ATLANTA & NEW YORK--()--Intercontinental Exchange (NYSE: ICE), a leading operator of global exchanges and clearing houses and provider of mortgage technology, data and listings services, announced today that Cyprus Parent, LP, an entity controlled by Thoma Bravo and formerly known as Ellie Mae Parent, LP (the “selling stockholder”), intends to offer for sale in an underwritten secondary offering 9,180,569 shares of ICE’s common stock pursuant to ICE’s shelf registration statement filed with the Securities and Exchange Commission (SEC). The shares being offered were originally issued to the selling stockholder in connection with the acquisition of Ellie Mae, Inc., which ICE completed on September 4, 2020.

ICE is not selling any shares and will not receive any proceeds from this offering.

Morgan Stanley & Co. LLC will act as the underwriter for the offering.

This press release does not constitute an offer to sell or the solicitation of an offer to buy any securities, nor will there be any sale of any securities in any jurisdiction in which such offer, solicitation or sale would be unlawful prior to registration or qualification under the securities laws of any such jurisdiction.

ICE has filed a registration statement (including a prospectus) and will file a final prospectus supplement with the SEC for the offering to which this communication relates. You may obtain these documents for free by visiting EDGAR on the SEC website at: www.sec.gov. Alternatively, copies of the final prospectus supplement and accompanying prospectus relating to the offering, when available, may be obtained from: Morgan Stanley & Co. LLC, Attention: Prospectus Department, 180 Varick Street, 2nd Floor, New York, New York 10014.

About Intercontinental Exchange

Intercontinental Exchange (NYSE: ICE) is a Fortune 500 company and provider of marketplace infrastructure, data services and technology solutions to a broad range of customers including financial institutions, corporations and government entities.
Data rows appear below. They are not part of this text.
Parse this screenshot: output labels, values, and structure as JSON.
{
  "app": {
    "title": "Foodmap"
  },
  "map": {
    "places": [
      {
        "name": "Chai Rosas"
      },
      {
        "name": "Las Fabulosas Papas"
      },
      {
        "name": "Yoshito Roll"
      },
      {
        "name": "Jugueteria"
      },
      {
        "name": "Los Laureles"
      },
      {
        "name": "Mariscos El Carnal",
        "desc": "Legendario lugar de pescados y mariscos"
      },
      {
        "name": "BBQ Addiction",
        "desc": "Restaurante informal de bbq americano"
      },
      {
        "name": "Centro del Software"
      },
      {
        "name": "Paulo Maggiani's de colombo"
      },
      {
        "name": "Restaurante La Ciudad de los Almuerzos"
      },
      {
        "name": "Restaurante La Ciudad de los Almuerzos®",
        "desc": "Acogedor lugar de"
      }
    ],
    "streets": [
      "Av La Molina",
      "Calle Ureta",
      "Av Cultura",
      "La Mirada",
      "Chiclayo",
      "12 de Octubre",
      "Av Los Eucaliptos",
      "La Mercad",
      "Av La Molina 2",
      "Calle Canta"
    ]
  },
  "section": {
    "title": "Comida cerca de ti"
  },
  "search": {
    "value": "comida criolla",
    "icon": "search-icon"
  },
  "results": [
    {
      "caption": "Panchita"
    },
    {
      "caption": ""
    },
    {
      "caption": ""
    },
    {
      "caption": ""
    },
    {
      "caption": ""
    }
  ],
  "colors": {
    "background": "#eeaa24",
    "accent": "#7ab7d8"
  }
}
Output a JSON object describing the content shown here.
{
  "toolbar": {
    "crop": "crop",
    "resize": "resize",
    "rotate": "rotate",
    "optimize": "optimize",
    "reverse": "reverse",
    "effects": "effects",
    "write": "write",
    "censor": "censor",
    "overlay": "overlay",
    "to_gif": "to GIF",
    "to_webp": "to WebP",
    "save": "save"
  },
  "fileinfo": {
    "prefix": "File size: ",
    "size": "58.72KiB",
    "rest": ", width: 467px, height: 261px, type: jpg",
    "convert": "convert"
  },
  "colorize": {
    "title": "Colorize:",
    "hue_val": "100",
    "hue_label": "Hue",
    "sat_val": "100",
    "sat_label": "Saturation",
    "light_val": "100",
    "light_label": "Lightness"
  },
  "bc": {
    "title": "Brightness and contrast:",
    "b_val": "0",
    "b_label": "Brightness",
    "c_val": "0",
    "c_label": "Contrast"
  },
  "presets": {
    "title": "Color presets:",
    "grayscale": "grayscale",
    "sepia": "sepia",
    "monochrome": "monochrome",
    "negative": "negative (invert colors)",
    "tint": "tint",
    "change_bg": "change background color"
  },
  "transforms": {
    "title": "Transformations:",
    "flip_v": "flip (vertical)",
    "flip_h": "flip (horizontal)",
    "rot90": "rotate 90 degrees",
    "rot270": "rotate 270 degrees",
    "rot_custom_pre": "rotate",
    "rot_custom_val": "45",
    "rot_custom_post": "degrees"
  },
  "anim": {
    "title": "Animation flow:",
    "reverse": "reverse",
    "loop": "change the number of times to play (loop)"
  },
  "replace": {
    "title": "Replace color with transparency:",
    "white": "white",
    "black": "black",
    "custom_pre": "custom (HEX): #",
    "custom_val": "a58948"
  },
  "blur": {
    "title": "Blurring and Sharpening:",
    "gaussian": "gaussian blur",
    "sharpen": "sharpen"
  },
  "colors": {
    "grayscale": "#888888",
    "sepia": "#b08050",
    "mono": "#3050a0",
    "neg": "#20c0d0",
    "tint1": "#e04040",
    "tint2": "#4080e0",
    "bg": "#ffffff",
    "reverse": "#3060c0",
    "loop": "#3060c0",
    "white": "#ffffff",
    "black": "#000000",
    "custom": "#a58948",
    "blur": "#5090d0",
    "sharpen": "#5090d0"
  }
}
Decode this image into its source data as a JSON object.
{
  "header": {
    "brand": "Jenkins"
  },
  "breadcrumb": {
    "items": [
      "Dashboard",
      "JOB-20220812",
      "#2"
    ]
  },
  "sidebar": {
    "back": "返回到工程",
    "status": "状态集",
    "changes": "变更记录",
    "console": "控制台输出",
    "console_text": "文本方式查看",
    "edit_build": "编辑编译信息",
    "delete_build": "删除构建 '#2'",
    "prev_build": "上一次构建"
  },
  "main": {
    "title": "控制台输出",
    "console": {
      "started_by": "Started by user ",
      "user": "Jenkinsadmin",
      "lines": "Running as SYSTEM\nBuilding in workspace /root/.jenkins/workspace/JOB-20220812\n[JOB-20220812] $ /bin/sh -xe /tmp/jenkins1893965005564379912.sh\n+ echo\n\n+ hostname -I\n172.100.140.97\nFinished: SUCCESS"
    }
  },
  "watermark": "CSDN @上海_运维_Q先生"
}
We operate regulated marketplaces, including the New York Stock Exchange, for the listing, trading and clearing of a broad array of derivatives contracts and financial securities across major asset classes. Our comprehensive data services offering supports the trading, investment, risk management and connectivity needs of customers around the world and across asset classes. As a leading technology provider for the U.S. residential mortgage industry, ICE Mortgage Technology provides the technology and infrastructure to transform and digitize U.S. residential mortgages, from application and loan origination through to final settlement.

Trademarks of ICE and/or its affiliates include Intercontinental Exchange, ICE, ICE block design, NYSE and New York Stock Exchange.

Safe Harbor Statement under the Private Securities Litigation Reform Act of 1995 -- Statements in this press release that are not historical facts are “forward-looking statements” that involve risks and uncertainties. For a discussion of additional risks and uncertainties, which could cause actual results to differ from those contained in the forward-looking statements, see ICE's Securities and Exchange Commission (SEC) filings, including, but not limited to, the risk factors in ICE’s Annual Report on Form 10-K for the year ended December 31, 2019, as filed with the SEC on February 6, 2020 and Quarterly Reports on Form 10-Q for the quarters ended March 31, 2020, June 30, 2020 and September 30, 2020, as filed with the SEC on April 30, 2020, July 30, 2020 and October 29, 2020, respectively.

SOURCE: Intercontinental Exchange

ICE-CORP

Contacts

ICE Investor Relations Contact:
Warren Gardiner
+1 770 835 0114
warren.gardiner@theice.com
investors@theice.com

ICE Media Contact:
Josh King
+1 212 656 2490
josh.king@theice.com
media@theice.com

FAQ

What is the purpose of ICE's secondary offering on October 2023?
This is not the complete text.